Nur Mohammad Sheikh  (26 February 1936 – 5 September 1971) was a Lance Nayek in East Pakistan Rifles during the Liberation War. He was killed in an engagement with the Pakistan Army while providing fire for covering the extrication of fellow soldiers at Goalhati in Jessore district on September 5 1971. Nur Mohammad died saving his compatriots and inflicting heavy casualties on his enemy. He was awarded Bir Sreshtho, the highest state insignia of Bangladesh for his bravery and the highest sacrifice.

Early life:
Nur Mohammad Sheikh was born at Moheshkhali village in Narail. His father was Mohammad Amanat Sheikh and mother was Mosammat Jinnatunnesa Khanam. He continued his education up to seventh grade at local schools.

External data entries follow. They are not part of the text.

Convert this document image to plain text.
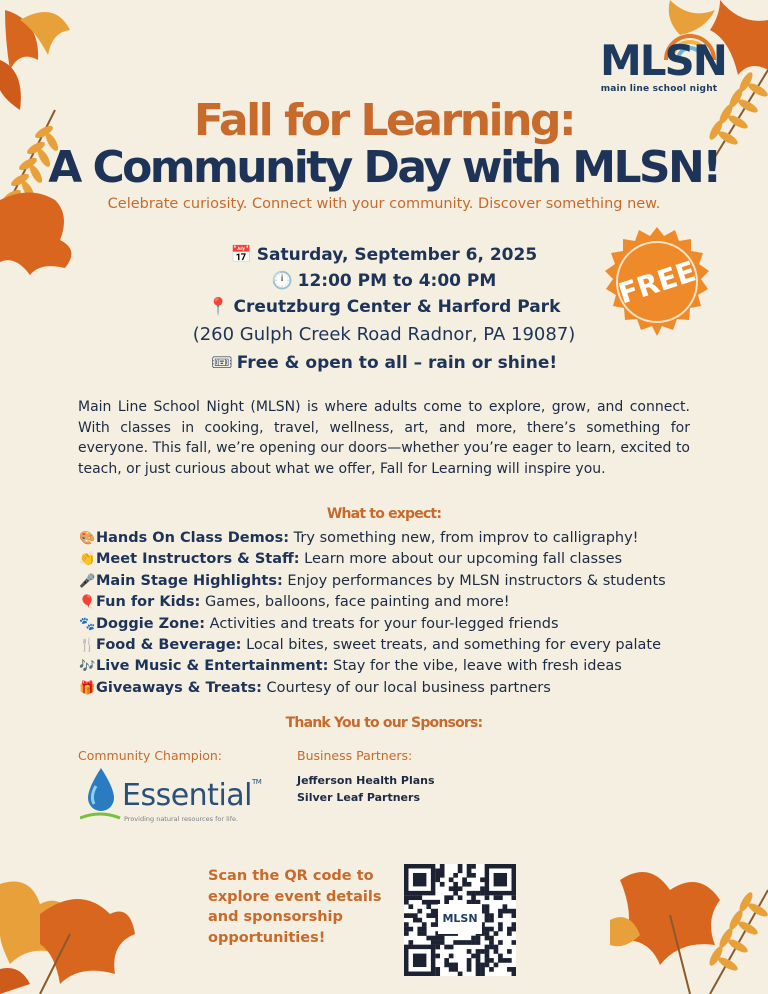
MLSN
main line school night
Fall for Learning:
A Community Day with MLSN!
Celebrate curiosity. Connect with your community. Discover something new.
📅 Saturday, September 6, 2025
🕛 12:00 PM to 4:00 PM
📍 Creutzburg Center & Harford Park
(260 Gulph Creek Road Radnor, PA 19087)
🎟 Free & open to all – rain or shine!
FREE
Main Line School Night (MLSN) is where adults come to explore, grow, and connect. With classes in cooking, travel, wellness, art, and more, there’s something for everyone. This fall, we’re opening our doors—whether you’re eager to learn, excited to teach, or just curious about what we offer, Fall for Learning will inspire you.
What to expect:
🎨Hands On Class Demos: Try something new, from improv to calligraphy!
👏Meet Instructors & Staff: Learn more about our upcoming fall classes
🎤Main Stage Highlights: Enjoy performances by MLSN instructors & students
🎈Fun for Kids: Games, balloons, face painting and more!
🐾Doggie Zone: Activities and treats for your four-legged friends
🍴Food & Beverage: Local bites, sweet treats, and something for every palate
🎶Live Music & Entertainment: Stay for the vibe, leave with fresh ideas
🎁Giveaways & Treats: Courtesy of our local business partners
Thank You to our Sponsors:
Community Champion:	Business Partners:
Essential™
Providing natural resources for life.
Jefferson Health Plans
Silver Leaf Partners
Scan the QR code to
explore event details
and sponsorship
opportunities!
MLSN
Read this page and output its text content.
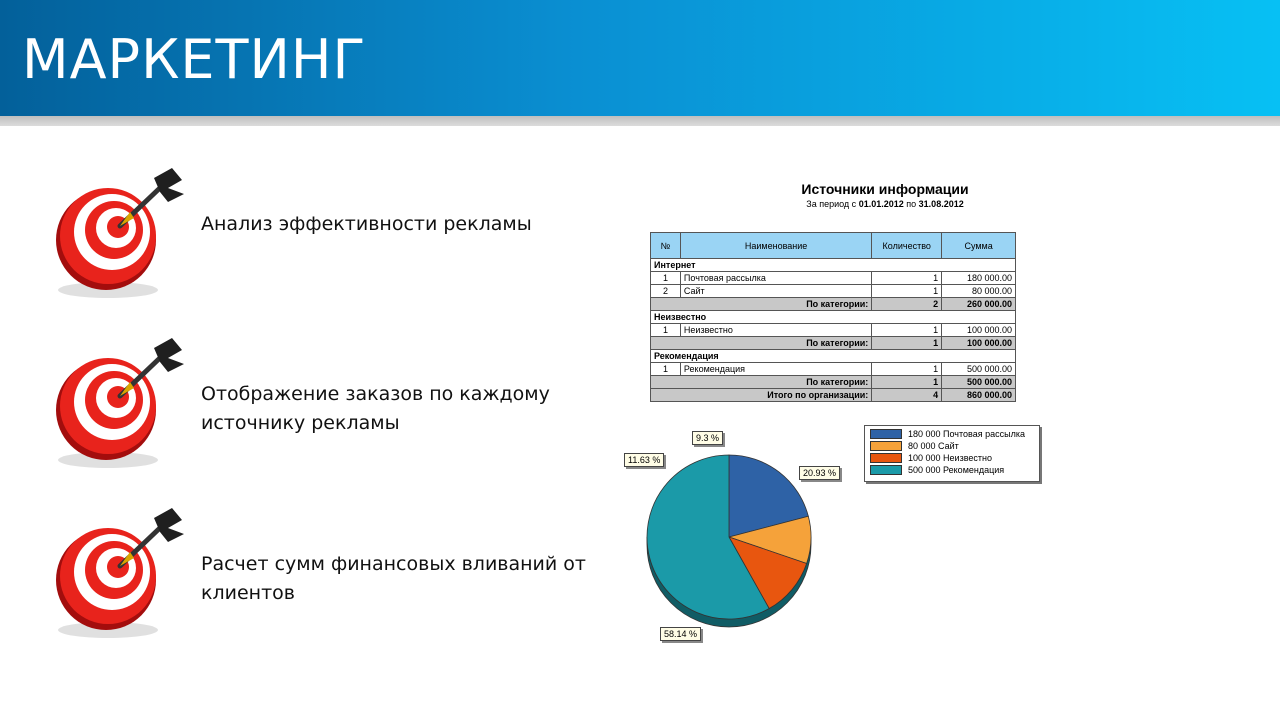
МАРКЕТИНГ
Анализ эффективности рекламы
Отображение заказов по каждому источнику рекламы
Расчет сумм финансовых вливаний от клиентов
Источники информации
За период с 01.01.2012 по 31.08.2012
№	Наименование	Количество	Сумма
Интернет			
1	Почтовая рассылка	1	180 000.00
2	Сайт	1	80 000.00
По категории:		2	260 000.00
Неизвестно			
1	Неизвестно	1	100 000.00
По категории:		1	100 000.00
Рекомендация			
1	Рекомендация	1	500 000.00
По категории:		1	500 000.00
Итого по организации:		4	860 000.00
20.93 %
9.3 %
11.63 %
58.14 %
180 000 Почтовая рассылка
80 000 Сайт
100 000 Неизвестно
500 000 Рекомендация
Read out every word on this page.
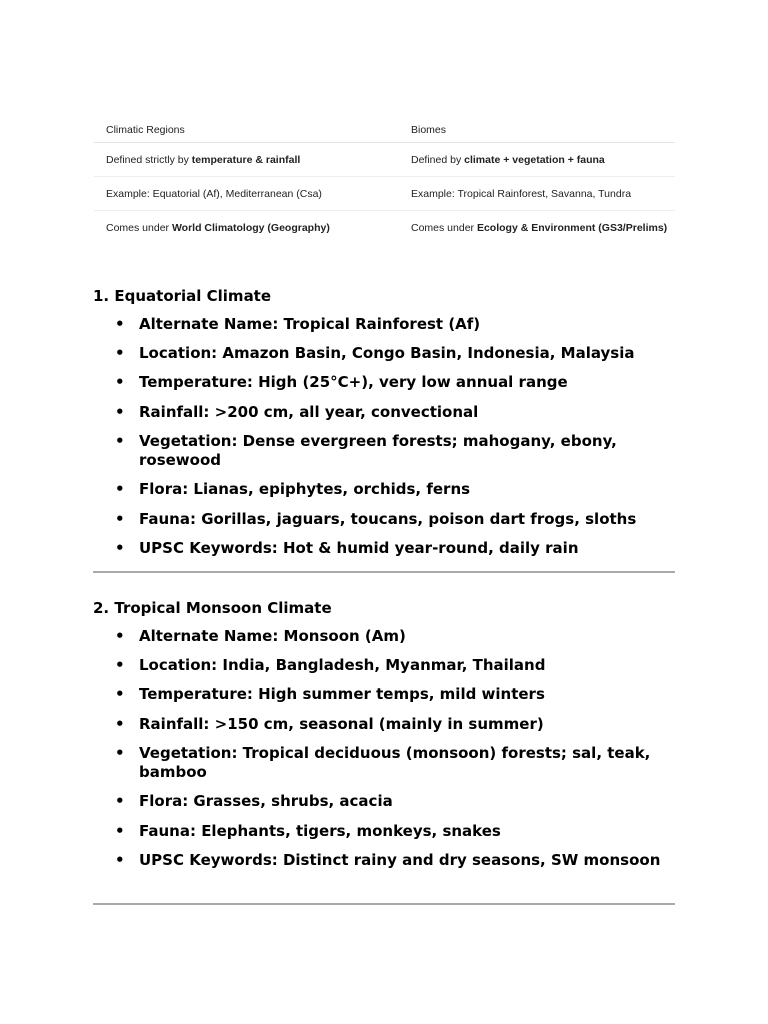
Climatic Regions	Biomes
Defined strictly by temperature & rainfall	Defined by climate + vegetation + fauna
Example: Equatorial (Af), Mediterranean (Csa)	Example: Tropical Rainforest, Savanna, Tundra
Comes under World Climatology (Geography)	Comes under Ecology & Environment (GS3/Prelims)

1. Equatorial Climate

• Alternate Name: Tropical Rainforest (Af)
• Location: Amazon Basin, Congo Basin, Indonesia, Malaysia
• Temperature: High (25°C+), very low annual range
• Rainfall: >200 cm, all year, convectional
• Vegetation: Dense evergreen forests; mahogany, ebony, rosewood
• Flora: Lianas, epiphytes, orchids, ferns
• Fauna: Gorillas, jaguars, toucans, poison dart frogs, sloths
• UPSC Keywords: Hot & humid year-round, daily rain

2. Tropical Monsoon Climate

• Alternate Name: Monsoon (Am)
• Location: India, Bangladesh, Myanmar, Thailand
• Temperature: High summer temps, mild winters
• Rainfall: >150 cm, seasonal (mainly in summer)
• Vegetation: Tropical deciduous (monsoon) forests; sal, teak, bamboo
• Flora: Grasses, shrubs, acacia
• Fauna: Elephants, tigers, monkeys, snakes
• UPSC Keywords: Distinct rainy and dry seasons, SW monsoon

On 14 March 1959, he joined the East Pakistan Rifles. After finishing the elementary training, he was appointed at the Dinajpur sector. He was transferred to Jessore sector on 1 July 1970. At March 1971, Nur Mohammad was staying at his village in a vacation. As the war started, he joined sector 8 and continued to take part at different battles at Jessore. He died on 5 September during the Goalhati Battle in Sutipur.

Battle of Goalhati:
Lance Nayek Nur Mohammad was selected as the captain of the Standing Patrol team at Goalhati that was established to monitor the Pakistan army. On September 5, Nur Mohammad was patrolling with 4 fellow soldiers. The Pakistan army managed to point out the position of Nur Mohammad’s team and attacked them from three different sides. Nur Mohammad wanted to retreat to his base and continued to fire towards Pakistani armies. Meanwhile, one of his fellow soldier was shot by the bullet and Nur Mohammad started carrying him towards safety. But Nur Mohammad himself was hit by a mortar. Even though he was seriously injured, Nur Mohammad decided to continue to provide covering fire for his team. At the time, his fellow Sepoy, Mostafa, urged Nur Mohammad to go with him. Mostafa even forced Nur Mohammad to go with him but Nur Mohammad refused to go but gave his Light Machine Gun to Mostafa so that it would not be captured after his death. He kept a self loaded rifle with him and kept on fighting until he died.